Il caro Solitario di Providence, avrebbe – nella mia opinione – assai gradito l’accostamento che lei ha fatto, del suo Cthulhu alle cancerose metastasi della attuale Era della Tecnica. E con il sornione apprezzamento ed assenso di tutti i gatti di Ulthar.
Alfredo
Samuele Galassi sottolinea giustamente il paradosso del turista contemporaneo insito nel post di Roberto. mi sembra ne parli anche houellebeq in qualche libro..), qui più che l’impossibile ricerca di luoghi incontaminati ( che quindi il turista contamina) c’è questa presunzione di avere qualche diritto in più degli altri di esserci. facile immaginare come ogniuno dei 25000 abbia fatto riflessioni simili .. eppure nonostante il paradosso la soluzione ci sarebbe. e semplice; mettere dei valichi controllati intellettualmente che tramite dei test permettono il passaggio ai soli conoscitori de “la disperazione di Penelope” di Ritsos. 🙂 come minimo..
ciao, k.
Di quale “turismo” si parla, di grazia?
Aldilà della evidente (non al suo autore, però) contraddizione del post citato, l’idea di kappa non sarebbe poi così peregrina.

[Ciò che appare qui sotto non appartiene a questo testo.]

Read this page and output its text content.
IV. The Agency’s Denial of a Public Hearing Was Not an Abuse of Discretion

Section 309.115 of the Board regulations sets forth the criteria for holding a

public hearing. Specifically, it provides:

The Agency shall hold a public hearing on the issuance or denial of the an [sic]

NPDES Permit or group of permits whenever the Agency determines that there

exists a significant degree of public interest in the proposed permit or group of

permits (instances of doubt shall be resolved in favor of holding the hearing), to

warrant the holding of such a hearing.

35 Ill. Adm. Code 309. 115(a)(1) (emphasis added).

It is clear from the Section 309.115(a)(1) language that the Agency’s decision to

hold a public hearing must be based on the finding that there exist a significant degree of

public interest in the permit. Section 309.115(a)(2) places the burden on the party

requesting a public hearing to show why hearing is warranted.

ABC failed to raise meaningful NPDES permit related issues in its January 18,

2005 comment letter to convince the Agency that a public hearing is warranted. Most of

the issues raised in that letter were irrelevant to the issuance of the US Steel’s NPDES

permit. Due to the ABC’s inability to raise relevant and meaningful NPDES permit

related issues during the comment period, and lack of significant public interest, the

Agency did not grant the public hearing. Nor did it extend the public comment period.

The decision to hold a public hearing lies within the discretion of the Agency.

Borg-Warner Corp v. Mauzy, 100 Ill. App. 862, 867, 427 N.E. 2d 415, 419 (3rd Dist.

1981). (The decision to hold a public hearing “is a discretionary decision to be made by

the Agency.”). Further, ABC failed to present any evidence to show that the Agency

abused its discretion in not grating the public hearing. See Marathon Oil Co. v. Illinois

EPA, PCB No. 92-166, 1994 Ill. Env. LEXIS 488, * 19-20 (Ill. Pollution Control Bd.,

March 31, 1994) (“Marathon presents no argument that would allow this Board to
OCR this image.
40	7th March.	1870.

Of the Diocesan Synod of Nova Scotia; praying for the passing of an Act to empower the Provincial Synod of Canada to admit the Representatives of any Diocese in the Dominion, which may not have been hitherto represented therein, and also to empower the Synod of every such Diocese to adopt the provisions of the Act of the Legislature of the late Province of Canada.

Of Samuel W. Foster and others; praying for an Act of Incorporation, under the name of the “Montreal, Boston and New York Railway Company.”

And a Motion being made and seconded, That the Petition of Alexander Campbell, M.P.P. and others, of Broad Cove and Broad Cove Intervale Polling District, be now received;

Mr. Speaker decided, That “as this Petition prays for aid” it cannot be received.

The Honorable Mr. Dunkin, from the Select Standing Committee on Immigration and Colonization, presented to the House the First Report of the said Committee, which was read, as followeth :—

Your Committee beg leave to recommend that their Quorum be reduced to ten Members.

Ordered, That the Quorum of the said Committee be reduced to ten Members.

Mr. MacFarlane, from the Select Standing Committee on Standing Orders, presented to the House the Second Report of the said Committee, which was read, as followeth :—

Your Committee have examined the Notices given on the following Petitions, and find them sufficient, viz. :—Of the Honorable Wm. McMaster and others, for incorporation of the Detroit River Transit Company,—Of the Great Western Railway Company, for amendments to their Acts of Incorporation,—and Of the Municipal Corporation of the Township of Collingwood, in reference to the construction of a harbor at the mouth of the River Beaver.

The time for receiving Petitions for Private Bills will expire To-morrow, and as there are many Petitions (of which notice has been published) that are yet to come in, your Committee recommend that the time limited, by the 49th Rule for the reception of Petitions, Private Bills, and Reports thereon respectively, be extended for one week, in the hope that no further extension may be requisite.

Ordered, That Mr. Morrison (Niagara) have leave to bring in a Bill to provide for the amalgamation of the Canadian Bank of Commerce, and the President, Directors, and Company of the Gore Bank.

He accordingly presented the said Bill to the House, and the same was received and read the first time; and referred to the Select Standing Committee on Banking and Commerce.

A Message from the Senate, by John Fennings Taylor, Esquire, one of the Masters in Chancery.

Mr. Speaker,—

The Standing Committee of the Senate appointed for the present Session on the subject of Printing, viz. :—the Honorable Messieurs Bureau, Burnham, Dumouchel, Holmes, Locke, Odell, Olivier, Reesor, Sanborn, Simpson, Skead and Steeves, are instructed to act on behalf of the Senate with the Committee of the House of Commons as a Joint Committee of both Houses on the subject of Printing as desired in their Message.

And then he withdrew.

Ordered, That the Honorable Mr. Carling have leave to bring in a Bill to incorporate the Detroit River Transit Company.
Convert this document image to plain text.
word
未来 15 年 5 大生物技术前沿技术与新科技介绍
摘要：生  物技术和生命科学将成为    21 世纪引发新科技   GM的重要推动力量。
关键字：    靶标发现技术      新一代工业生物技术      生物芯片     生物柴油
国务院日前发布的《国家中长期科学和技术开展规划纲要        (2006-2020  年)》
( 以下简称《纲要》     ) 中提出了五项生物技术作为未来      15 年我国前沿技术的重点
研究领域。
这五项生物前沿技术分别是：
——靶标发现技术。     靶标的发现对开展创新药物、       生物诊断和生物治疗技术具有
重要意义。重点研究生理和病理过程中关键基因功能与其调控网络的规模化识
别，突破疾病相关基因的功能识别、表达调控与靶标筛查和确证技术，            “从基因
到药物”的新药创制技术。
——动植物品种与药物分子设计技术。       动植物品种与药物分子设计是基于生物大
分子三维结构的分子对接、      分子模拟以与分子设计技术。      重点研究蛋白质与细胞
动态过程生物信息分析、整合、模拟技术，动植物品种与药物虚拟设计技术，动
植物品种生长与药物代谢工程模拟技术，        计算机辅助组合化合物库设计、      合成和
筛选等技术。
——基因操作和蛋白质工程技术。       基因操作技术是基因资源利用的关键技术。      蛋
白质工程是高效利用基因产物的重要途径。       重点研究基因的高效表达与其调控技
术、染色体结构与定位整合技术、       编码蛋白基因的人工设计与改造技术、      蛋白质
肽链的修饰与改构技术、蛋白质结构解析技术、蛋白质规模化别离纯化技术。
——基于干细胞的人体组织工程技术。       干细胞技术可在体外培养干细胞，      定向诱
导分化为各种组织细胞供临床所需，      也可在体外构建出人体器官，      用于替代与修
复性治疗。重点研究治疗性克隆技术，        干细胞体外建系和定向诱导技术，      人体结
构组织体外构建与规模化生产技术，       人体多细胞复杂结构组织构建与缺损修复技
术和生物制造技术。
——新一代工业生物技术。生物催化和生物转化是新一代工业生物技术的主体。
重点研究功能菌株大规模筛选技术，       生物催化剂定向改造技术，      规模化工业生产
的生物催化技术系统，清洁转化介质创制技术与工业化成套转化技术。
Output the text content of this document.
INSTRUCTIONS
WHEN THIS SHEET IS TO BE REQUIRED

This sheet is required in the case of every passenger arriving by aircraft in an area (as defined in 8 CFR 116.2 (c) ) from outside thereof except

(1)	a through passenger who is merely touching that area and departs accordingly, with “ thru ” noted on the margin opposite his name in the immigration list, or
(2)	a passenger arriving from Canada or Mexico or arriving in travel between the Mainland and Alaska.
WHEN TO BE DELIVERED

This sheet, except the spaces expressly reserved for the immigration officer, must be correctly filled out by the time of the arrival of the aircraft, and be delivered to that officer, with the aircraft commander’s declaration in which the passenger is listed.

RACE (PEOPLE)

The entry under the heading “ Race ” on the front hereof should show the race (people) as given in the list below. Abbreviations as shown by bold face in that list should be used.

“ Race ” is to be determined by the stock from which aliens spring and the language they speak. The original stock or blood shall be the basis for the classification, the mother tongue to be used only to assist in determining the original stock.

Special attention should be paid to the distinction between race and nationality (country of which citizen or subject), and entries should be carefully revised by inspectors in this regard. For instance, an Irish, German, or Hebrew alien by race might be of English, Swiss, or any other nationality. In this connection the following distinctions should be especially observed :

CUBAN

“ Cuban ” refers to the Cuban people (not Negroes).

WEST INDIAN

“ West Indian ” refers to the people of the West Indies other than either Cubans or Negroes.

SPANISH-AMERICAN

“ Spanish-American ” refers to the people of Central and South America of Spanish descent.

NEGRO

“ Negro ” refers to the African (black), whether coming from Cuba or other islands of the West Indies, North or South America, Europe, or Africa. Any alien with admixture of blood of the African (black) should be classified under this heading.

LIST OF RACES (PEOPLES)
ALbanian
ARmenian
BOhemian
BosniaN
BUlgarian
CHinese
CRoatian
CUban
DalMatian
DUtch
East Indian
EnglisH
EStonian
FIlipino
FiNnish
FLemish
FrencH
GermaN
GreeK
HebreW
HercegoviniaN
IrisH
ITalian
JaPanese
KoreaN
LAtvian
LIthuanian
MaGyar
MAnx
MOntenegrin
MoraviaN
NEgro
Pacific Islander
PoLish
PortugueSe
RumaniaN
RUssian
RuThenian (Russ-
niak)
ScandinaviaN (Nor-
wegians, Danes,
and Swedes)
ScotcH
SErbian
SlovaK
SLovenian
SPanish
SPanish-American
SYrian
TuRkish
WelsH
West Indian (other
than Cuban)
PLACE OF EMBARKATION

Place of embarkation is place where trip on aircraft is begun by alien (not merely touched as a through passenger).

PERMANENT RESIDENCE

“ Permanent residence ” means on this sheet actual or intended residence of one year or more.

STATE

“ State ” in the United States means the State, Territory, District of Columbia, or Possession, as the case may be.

Certo, a patto di sviluppare un turismo molto “spalmato” nell’intero territorio del Parco, con una accoglienza basata su piccoli nuclei di b&b e agriturismi (veri) diffusi e sulla ripresa delle “seconde case”. A queste condizioni persino la famosa “variante” potrebbe rappresentare una risorsa e non un ingombro. Ma per fare tutto ciò ci vuole coordinamento e soprattutto una IDEA di sviluppo. Che finora mi pare passi più per gasdotti, oleodotti e colture di noccioleti multinazionali… sbaglio!?